13. Simon and Garfunkel - Bridge Over Troubled Water

Counting down my favorite 25 albums of 1970:

Simon and Garfunkel - Bridge Over Troubled Water

I find this a very difficult album to rate. It's one of the first albums I ever owned, and the first album I ever memorized all the lyrics to. It's probably the one non-Beatles album I've listened to most frequently, and I haven't grown tired of it yet.

This familiarity makes it difficult for me to be objective. On one hand, it's easy to overrate songs like "Baby Driver" and "Why Don't You Write Me" simply because I know them so well. On the other hand, the sheer repetition makes it easy to forget that songs like "Bridge Over Troubled Water" and "The Boxer" were once fresh.

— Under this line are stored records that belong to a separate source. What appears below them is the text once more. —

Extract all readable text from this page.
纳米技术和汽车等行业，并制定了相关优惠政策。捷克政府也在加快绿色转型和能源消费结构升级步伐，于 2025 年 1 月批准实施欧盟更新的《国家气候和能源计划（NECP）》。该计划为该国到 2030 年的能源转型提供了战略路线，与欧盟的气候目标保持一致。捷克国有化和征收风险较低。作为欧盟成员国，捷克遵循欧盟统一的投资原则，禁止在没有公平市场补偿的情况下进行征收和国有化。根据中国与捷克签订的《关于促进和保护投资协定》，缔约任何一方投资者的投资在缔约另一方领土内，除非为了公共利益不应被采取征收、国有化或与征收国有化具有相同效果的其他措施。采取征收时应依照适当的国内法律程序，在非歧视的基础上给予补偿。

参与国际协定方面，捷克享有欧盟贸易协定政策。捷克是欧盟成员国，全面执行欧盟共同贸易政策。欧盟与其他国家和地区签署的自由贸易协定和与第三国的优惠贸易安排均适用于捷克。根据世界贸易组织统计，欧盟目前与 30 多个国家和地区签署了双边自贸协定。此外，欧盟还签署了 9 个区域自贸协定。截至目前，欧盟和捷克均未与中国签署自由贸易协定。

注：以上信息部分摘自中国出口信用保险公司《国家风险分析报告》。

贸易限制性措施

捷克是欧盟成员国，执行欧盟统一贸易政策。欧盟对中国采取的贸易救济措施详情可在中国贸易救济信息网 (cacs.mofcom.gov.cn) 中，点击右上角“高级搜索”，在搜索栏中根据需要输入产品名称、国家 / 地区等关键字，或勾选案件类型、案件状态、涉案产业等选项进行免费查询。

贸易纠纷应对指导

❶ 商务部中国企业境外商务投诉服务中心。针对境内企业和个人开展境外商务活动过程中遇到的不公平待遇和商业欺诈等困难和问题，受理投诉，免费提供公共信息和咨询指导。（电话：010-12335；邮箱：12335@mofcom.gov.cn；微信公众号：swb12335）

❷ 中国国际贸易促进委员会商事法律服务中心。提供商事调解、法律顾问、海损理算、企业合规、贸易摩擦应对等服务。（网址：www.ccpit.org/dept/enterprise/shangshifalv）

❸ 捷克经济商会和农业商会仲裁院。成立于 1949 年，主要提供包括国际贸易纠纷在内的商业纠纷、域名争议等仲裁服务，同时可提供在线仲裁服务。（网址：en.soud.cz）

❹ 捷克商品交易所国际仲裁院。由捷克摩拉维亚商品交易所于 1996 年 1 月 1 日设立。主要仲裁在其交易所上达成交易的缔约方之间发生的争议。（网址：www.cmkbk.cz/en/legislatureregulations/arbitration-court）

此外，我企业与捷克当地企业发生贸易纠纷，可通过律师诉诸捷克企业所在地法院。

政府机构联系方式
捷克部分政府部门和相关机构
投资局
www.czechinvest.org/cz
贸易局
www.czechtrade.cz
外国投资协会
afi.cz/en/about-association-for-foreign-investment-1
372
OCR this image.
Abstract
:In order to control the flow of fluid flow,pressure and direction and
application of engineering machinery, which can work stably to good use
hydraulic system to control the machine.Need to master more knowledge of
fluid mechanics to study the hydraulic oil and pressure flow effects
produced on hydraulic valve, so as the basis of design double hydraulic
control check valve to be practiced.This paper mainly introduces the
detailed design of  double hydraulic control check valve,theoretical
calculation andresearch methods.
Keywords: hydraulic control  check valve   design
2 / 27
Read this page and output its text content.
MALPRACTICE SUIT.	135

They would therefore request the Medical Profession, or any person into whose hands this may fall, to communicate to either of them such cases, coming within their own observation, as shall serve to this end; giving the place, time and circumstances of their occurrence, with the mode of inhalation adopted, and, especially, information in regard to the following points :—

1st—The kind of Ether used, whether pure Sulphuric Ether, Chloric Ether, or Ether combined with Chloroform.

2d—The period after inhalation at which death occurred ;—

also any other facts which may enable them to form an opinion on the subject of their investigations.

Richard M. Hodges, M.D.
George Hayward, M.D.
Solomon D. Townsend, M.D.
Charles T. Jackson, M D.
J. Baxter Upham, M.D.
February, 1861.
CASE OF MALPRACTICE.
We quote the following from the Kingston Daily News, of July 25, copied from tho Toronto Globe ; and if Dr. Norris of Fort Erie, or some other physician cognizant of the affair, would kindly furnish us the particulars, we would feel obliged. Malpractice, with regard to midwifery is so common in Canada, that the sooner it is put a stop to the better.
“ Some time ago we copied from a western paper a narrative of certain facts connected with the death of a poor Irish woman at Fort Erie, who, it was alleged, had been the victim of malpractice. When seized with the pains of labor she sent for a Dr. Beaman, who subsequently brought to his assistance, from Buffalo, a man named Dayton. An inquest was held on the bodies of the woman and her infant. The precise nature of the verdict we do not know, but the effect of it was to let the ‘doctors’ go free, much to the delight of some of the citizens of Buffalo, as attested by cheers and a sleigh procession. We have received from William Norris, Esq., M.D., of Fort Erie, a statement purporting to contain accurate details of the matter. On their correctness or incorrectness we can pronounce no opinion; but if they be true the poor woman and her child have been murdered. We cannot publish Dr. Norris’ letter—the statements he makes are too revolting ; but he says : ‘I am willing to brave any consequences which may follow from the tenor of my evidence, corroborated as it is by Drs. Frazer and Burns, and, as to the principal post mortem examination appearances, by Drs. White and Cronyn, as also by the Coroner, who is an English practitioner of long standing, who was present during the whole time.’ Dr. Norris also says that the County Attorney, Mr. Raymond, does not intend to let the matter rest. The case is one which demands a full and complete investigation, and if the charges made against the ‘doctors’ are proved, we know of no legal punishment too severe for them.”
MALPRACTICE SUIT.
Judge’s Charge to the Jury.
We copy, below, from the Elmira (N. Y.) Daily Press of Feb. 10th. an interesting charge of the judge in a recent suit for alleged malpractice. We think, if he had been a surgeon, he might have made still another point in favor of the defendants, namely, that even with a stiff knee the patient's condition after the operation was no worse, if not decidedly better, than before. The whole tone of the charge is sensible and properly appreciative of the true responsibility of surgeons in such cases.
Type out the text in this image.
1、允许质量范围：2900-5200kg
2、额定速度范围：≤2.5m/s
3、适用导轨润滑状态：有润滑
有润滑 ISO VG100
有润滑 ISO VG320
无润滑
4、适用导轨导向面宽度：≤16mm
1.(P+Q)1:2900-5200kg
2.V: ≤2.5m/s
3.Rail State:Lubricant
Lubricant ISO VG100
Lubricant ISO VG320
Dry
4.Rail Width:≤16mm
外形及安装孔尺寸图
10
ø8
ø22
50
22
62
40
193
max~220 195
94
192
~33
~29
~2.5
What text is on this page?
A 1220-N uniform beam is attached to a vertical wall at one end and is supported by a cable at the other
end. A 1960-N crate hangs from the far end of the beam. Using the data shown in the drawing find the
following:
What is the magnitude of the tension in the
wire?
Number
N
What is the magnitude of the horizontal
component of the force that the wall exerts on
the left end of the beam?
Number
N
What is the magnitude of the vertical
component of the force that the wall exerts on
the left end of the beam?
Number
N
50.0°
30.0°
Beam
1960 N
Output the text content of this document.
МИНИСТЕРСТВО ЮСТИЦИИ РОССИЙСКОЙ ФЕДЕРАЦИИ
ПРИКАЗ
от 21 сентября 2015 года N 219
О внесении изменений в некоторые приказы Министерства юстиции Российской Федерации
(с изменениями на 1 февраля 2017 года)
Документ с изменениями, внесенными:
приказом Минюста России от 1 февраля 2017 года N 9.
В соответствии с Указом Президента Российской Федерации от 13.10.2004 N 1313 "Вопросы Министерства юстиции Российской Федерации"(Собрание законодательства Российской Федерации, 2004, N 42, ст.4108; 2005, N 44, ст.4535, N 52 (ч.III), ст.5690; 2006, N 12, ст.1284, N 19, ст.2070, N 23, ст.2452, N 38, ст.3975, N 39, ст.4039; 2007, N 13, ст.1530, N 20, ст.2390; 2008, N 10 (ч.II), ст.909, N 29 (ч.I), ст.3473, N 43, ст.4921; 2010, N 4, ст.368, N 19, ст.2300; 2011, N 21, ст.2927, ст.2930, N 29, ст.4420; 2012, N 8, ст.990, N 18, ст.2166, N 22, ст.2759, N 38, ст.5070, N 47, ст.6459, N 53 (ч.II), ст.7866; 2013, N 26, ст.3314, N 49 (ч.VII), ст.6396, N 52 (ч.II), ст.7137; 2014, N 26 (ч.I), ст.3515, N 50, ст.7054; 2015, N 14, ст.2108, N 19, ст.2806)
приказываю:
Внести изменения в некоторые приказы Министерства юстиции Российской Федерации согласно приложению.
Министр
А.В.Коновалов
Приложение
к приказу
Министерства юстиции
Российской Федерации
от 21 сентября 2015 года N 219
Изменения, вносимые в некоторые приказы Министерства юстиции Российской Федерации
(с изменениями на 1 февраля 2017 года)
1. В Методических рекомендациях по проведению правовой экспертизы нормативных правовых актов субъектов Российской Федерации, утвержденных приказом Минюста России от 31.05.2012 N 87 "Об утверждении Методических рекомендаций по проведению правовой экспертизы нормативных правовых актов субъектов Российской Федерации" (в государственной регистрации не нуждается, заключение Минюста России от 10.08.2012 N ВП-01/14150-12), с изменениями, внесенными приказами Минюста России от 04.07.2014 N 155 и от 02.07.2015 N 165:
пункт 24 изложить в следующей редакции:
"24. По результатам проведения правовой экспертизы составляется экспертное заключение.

In its cultural context, it was a phenomenally successful record: It's one of the best selling albums of the year, it spawned four hit singles, and it won the Grammy for best album. The fact that this album appealed to so many different people during such a culturally divisive era is an incredible feat. This broad appeal is, I think, attributable to it's timelessness; both thematically (no questions about what war is good for or references to Woodstock or tin soldiers and Nixon), and musically (no long jammy electric guitar solos or sitars). Ultimately, This album may sound "old" due to its constant radio airplay, but it doesn't sound "dated".